As discussed in this post, Ply-Marts consented to the appointment of a receiver in the U.S. District Court last week.
The primary element required to prevail on an involuntary petition is that the would-be debtor is not paying its debts as they become due. See 11 U.S.C. §303. Given the Consent Order in the District Court case, it will be difficult for Ply-Marts to overcome this allegation –
E . In the fall and winter of 2007, Ply-Marts experienced significant financial difficulties, and by no later than early 2008, events of Default under (and as defined in) the Loan Agreement had occurred and continue to exist .problems have intensified and accelerated to the point that there is imminent danger that Plaintiffs interests in the Ply-Marts Collateral will be irreparably harmed.

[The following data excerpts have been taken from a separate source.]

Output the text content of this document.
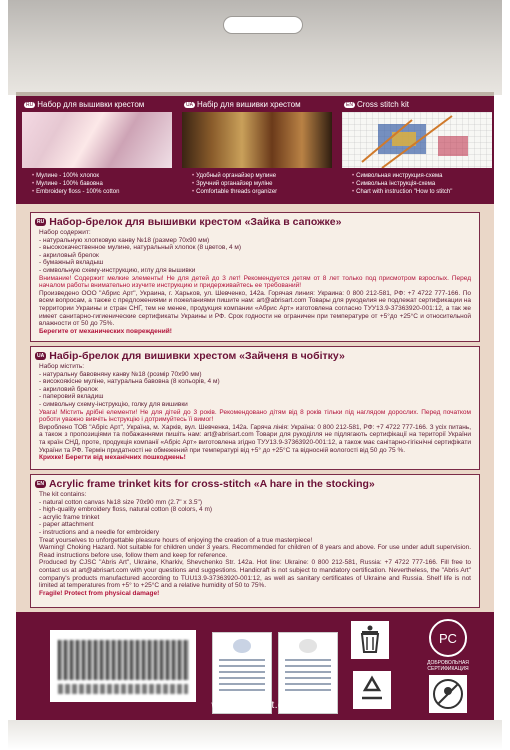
RU Набор для вышивки крестом
• Мулине - 100% хлопок
• Мулине - 100% бавовна
• Embroidery floss - 100% cotton
UA Набір для вишивки хрестом
• Удобный органайзер мулине
• Зручний органайзер муліне
• Comfortable threads organizer
EN Cross stitch kit
• Символьная инструкция-схема
• Символьна інструкція-схема
• Chart with instruction "How to stitch"
RU Набор-брелок для вышивки крестом «Зайка в сапожке»
Набор содержит:
- натуральную хлопковую канву №18 (размер 70х90 мм)
- высококачественное мулине, натуральный хлопок (8 цветов, 4 м)
- акриловый брелок
- бумажный вкладыш
- символьную схему-инструкцию, иглу для вышивки
Внимание! Содержит мелкие элементы! Не для детей до 3 лет! Рекомендуется детям от 8 лет только под присмотром взрослых. Перед началом работы внимательно изучите инструкцию и придерживайтесь ее требований!
Произведено ООО "Абрис Арт", Украина, г. Харьков, ул. Шевченко, 142а. Горячая линия: Украина: 0 800 212-581, РФ: +7 4722 777-166. По всем вопросам, а также с предложениями и пожеланиями пишите нам: art@abrisart.com Товары для рукоделия не подлежат сертификации на территории Украины и стран СНГ, тем не менее, продукция компании «Абрис Арт» изготовлена согласно ТУУ13.9-37363920-001:12, а так же имеет санитарно-гигиенические сертификаты Украины и РФ. Срок годности не ограничен при температуре от +5°до +25°С и относительной влажности от 50 до 75%.
Берегите от механических повреждений!
UA Набір-брелок для вишивки хрестом «Зайченя в чобітку»
Набор містить:
- натуральну бавовняну канву №18 (розмір 70х90 мм)
- високоякісне муліне, натуральна бавовна (8 кольорів, 4 м)
- акриловий брелок
- паперовий вкладиш
- символьну схему-інструкцію, голку для вишивки
Увага! Містить дрібні елементи! Не для дітей до 3 років. Рекомендовано дітям від 8 років тільки під наглядом дорослих. Перед початком роботи уважно вивчіть інструкцію і дотримуйтесь її вимог!
Вироблено ТОВ "Абріс Арт", Україна, м. Харків, вул. Шевченка, 142а. Гаряча лінія: Україна: 0 800 212-581, РФ: +7 4722 777-166. З усіх питань, а також з пропозиціями та побажаннями пишіть нам: art@abrisart.com Товари для рукоділля не підлягають сертифікації на території України та країн СНД, проте, продукція компанії «Абріс Арт» виготовлена згідно ТУУ13.9-37363920-001:12, а також має санітарно-гігієнічні сертифікати України та РФ. Термін придатності не обмежений при температурі від +5° до +25°С та відносній вологості від 50 до 75 %.
Крихке! Берегти від механічних пошкоджень!
EN Acrylic frame trinket kits for cross-stitch «A hare in the stocking»
The kit contains:
- natural cotton canvas №18 size 70х90 mm (2.7" x 3.5")
- high-quality embroidery floss, natural cotton (8 colors, 4 m)
- acrylic frame trinket
- paper attachment
- instructions and a needle for embroidery
Treat yourselves to unforgettable pleasure hours of enjoying the creation of a true masterpiece!
Warning! Choking Hazard. Not suitable for children under 3 years. Recommended for children of 8 years and above. For use under adult supervision. Read instructions before use, follow them and keep for reference.
Produced by CJSC "Abris Art", Ukraine, Kharkiv, Shevchenko Str. 142a. Hot line: Ukraine: 0 800 212-581, Russia: +7 4722 777-166. Fill free to contact us at art@abrisart.com with your questions and suggestions. Handicraft is not subject to mandatory certification. Nevertheless, the "Abris Art" company's products manufactured according to TUU13.9-37363920-001:12, as well as sanitary certificates of Ukraine and Russia. Shelf life is not limited at temperatures from +5° to +25°C and a relative humidity of 50 to 75%.
Fragile! Protect from physical damage!
РС
ДОБРОВОЛЬНАЯ СЕРТИФИКАЦИЯ
www.abrisart.com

G. Ply-Marts’ financial problems have intensified and accelerated to the point that there is imminent danger that Plaintiffs interests in the Ply-Marts Collateral will be irreparably harmed.
H. Ply-Marts has commenced an orderly wind-down and liquidation of its lumber products business . The remaining operating divisions of Ply-Marts have sustained and continue to sustain substantial operating losses .
It appears more likely that Ply-Marts will either not contest the involuntary petition, as in most cases, or it could file its own Chapter 7 or 11 petition. Although the Receiver is still in control of the company, its board of directors likely have the authority to consent to bankruptcy relief even over the objection of the Receiver.